The manipulation check did not show the effectiveness of the manipulation. Despite this, the Authors made the difficult decision to continue the analyses. I agree with this decision. Nonsigificant p-values do not imply nonexistence of the effect. It is therefore possible that in reality the manipulation worked, but it was not possible to show this in the check. Still, the effects of the manipulation can be seen in the main analyses. After all, the method used for the manipulation check - individual sentences assessed on a Likert scale - is rather weak, and much weaker than the tests used in the main analyses. The Authors commented in the Discussion that it may be that “state memory distrust measure did not adequately capture the change in state memory distrust levels” (p. 31, l. 4-5; also p. 32, l. 20ff., and ‘Limitations’). It may be added that a single question is a less accurately measure than a questionnaire. This does not mean that other interpretations of the lack of an effect in the manipulation check are invalid. But the explanation may also be the low reliability of the measurement in the manipulation check. Currently, the Authors mainly discuss the issue of the validity of the manipulation check questions. It may also be worth mentioning their possible low reliability. After all, the p-values were not far from the significance level.
Minor points
I suggest not reporting confidence intervals as ‘.00’. Actually, if it was indeed exactly zero, it would mean that the effect is significant. Perhaps increase the decimal places to three in such cases. Writing ‘< .01’ would be problematic unfortunately, as this does not exclude the the lower bound is negative, which was not the case.

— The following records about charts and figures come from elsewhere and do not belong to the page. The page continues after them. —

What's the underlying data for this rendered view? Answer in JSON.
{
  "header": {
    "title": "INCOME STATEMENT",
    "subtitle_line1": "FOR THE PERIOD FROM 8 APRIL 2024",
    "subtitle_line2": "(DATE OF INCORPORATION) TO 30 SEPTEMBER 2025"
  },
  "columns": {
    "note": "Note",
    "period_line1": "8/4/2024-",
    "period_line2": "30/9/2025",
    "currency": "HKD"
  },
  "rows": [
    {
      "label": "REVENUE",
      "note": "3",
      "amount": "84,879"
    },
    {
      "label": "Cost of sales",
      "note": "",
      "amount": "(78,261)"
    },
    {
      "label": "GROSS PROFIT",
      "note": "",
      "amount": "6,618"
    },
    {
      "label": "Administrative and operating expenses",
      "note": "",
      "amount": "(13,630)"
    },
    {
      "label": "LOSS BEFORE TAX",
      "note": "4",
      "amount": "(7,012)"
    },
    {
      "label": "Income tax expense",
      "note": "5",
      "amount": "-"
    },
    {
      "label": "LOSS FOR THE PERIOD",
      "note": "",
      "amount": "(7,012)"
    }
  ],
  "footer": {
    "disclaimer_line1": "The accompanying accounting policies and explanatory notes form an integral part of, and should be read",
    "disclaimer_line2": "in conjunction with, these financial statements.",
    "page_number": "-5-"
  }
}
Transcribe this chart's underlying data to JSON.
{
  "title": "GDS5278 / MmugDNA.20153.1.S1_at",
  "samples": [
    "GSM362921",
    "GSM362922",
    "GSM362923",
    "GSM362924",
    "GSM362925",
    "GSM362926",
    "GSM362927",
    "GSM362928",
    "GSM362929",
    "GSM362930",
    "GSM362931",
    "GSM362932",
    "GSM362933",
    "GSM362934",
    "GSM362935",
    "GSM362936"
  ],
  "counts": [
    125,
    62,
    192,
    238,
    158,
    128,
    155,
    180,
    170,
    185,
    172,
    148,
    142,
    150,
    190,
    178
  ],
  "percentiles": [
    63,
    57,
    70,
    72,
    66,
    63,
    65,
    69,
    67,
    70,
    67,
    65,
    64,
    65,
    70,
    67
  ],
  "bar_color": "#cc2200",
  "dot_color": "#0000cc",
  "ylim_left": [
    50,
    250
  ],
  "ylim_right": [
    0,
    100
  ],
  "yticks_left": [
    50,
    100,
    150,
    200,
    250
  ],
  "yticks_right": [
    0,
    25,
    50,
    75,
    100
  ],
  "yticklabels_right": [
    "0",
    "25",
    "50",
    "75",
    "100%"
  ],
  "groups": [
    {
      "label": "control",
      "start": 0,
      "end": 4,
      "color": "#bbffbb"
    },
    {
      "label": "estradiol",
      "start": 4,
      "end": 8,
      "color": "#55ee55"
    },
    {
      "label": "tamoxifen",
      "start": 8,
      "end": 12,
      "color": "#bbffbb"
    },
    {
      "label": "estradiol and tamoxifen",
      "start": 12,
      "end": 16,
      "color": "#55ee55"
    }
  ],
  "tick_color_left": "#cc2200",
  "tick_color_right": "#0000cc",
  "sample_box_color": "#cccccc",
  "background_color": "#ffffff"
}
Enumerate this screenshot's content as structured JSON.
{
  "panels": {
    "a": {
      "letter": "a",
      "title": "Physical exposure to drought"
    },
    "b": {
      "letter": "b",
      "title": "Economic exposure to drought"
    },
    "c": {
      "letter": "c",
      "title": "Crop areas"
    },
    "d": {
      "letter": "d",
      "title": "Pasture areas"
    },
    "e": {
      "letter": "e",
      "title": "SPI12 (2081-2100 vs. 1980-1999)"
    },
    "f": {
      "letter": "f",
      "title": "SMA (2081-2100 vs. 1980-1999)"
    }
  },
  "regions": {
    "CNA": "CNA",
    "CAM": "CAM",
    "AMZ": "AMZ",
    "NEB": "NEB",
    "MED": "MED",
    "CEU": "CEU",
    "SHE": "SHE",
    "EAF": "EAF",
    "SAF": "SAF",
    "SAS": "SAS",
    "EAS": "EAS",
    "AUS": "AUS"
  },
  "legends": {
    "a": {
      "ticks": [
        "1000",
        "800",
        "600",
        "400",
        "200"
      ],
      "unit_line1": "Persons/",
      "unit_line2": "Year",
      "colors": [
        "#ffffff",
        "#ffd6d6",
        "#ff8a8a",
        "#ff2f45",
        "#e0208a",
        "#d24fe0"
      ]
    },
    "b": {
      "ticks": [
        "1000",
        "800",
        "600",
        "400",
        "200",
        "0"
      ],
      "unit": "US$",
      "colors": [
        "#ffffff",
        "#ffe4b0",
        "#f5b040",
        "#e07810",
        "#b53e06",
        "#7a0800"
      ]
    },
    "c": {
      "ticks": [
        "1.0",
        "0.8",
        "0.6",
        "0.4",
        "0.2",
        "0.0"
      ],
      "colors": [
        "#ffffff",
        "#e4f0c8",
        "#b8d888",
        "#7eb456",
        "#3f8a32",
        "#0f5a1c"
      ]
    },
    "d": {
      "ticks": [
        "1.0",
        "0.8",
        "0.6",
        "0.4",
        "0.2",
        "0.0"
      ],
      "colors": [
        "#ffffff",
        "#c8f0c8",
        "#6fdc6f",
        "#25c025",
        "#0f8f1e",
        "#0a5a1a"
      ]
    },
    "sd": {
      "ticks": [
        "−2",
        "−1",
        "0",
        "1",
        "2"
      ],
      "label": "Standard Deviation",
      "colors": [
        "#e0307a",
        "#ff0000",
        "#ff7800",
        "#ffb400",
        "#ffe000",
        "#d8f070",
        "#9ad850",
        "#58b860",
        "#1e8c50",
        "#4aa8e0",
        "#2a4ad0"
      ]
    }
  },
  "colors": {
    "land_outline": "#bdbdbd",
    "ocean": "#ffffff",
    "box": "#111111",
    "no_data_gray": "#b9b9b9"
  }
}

Reviewed by anonymous reviewer 1, 10 Dec 2024
Reviewed by Greg Neil , 09 Jan 2025
As this is a stage 2 review, I have reviewed this manuscript according to the stage 2 crtiera, and categorised my comments within each of the criteria requirements.
Summary:
This study looks at whether giving false feedback about commission or omission erros influences participants' tendancy to respond either more, or less, librally to a memory test. The intended manipulation of state mistrust did not appear to be effectives, although changes in the criterion were detected across feedback conditions anyway. Overall, the paper is well constructed and well written, and I have no concerns relating to the stage 2 criteria.
1) Can the data test the hypothesis, by passing the outcome neutral criteria?
Yes, The authors had previously shown a very thorough approach to their planning, and their approach to the data has been carried out, with all criteria being accounted for. The approach to excluding participants was well justified, and sampling sizes were achieved.
2) Are the introduction, rationale and hypotheses the same as the stage 1 manuscript?
Yes, I could see no substantial changes from the stage 1 manuscript.
3) Were the registered study procedures adhered to?
Yes, the stage 1 study procedures were adhered to.
4) Where there any significant deviations from the analytical approach set out in stage 1?
The initial plan was followed, but additional exploratory analyses were conducted to investigate the failure of the manipulation to change experimental coniditon state mistrust ratings when compared to control state mistrust ratings. Personally I found the additonal analyses to be well-justified and appropriate to investigating the potential mechanisms at work, so in terms of a stage 2 review, I have no changes to suggest.
5) Are the conclusions justified on the basis of the data collected and the analysis used?
I believe they are. I agree with the authors that, on the basis of their analyses, the issue here may be that the state mistrust ratings are either not measuring what the authors' wanted them to measure, or else the criterion shifts did not occur because of changes in explicit state mistrust. However, overall, I believe that this manuscript fulfills the stage 2 criteria.